Point of care microfluidic tool development for resource limited settings

Abstract: The development of point of care diagnostics using recent advances in microfluidics have the potential to transform health care in several ways, especially in resource limited settings with limited access to advanced health care infrastructure. However, translating a point of care device to reality is often a challenging task because of the complexities involved in integrating a number of diverse engineering concepts into an easy to use, accurate and portable device. This thesis focuses on miniaturization of crucial diagnostic laboratory tools, that can be used in a portable point of care format without compromising on the accuracy or performance. The first part of the thesis (Paper I-III) focuses on understanding and applying elasto-inertial microfluidics, which is a label-free and passive bio-particle sorting and separation method. A basic understanding of particle trajectories in both inertial (Paper I) and visco-elastic flows (Paper II) is established, followed by an investigation on the combined effects of inertia and elasticity (Paper III).
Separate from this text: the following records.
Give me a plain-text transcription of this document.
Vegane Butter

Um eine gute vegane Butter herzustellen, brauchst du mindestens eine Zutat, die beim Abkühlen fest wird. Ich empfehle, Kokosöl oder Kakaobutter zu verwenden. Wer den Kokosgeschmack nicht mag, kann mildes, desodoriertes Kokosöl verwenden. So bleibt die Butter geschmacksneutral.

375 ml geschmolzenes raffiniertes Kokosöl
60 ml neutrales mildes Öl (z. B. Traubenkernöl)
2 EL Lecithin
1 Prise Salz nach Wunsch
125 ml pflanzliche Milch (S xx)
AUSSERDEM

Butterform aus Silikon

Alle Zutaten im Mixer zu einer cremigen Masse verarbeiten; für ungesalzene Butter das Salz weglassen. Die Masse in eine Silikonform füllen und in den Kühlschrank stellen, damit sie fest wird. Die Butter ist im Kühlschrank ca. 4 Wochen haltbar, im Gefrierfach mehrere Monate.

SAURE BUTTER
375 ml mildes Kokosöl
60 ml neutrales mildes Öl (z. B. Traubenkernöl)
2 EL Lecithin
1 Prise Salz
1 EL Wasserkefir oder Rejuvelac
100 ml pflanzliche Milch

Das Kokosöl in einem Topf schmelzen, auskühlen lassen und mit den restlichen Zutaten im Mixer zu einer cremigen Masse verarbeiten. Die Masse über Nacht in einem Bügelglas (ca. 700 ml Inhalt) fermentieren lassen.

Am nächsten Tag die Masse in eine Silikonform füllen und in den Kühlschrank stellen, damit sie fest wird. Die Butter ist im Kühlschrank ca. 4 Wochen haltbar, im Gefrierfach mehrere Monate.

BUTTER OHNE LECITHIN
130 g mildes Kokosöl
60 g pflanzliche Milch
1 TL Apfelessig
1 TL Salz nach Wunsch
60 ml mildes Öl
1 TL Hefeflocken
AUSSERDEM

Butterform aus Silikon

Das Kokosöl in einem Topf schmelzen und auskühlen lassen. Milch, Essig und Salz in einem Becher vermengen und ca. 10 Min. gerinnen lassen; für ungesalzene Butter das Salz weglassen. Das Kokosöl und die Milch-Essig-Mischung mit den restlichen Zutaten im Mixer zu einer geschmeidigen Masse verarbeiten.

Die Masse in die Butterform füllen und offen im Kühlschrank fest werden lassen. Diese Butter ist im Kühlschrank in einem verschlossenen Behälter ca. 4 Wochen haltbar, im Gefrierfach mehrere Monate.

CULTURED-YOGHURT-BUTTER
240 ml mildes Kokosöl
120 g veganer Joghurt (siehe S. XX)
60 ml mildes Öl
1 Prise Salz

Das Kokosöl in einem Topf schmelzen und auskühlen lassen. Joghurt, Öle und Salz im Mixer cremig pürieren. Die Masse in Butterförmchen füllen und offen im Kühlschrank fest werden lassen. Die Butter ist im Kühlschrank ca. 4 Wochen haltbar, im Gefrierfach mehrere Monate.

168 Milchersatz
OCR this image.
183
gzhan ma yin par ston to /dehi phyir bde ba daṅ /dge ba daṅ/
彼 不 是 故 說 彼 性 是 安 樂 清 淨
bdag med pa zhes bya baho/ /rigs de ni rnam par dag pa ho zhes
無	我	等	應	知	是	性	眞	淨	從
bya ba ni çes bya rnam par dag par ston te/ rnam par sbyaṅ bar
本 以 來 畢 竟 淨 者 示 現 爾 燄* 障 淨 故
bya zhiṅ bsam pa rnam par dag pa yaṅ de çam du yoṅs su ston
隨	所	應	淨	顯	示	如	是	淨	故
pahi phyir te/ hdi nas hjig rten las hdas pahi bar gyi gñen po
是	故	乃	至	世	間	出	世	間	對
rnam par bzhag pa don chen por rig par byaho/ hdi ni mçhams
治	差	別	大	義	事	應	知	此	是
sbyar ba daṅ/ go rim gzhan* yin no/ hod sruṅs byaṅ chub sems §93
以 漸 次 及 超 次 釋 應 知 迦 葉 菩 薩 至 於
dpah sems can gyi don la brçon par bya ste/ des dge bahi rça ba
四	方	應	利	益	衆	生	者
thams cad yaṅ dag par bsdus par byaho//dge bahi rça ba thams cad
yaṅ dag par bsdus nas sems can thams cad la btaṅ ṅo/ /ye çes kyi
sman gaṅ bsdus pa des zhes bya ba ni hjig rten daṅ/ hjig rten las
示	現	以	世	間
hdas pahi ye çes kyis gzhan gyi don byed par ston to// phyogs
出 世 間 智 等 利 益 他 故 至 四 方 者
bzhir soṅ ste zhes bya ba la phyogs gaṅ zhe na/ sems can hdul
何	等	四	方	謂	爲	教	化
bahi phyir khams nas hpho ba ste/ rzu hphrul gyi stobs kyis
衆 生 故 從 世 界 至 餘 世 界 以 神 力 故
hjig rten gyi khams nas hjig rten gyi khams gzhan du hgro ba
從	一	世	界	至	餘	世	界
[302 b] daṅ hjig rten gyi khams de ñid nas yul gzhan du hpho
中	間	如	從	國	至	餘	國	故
The second part of the thesis (Paper IV-VI) focuses on developing integrated microfluidic platforms, each of which addresses different aspects of point of care diagnostic applications. The applications include neonatal diagnostics using a hand-driven Slipdisc technique (Paper IV), rapid nucleic acid quantification using a novel precipitate-based detection on a centrifugal microfluidics platform (Paper V), and hematocrit level measurement in blood using a portable lab-on- Disc platform operated by a mobile phone (Paper VI). The proof of concept microfluidic tools presented in the scope of this thesis have the potential to replace a number of functions of standard laboratory equipment, at a fraction of the price and without compromising performance. Hence, the different methods developed should contribute towards decentralization of medical testing laboratories, making healthcare accessible to one and all.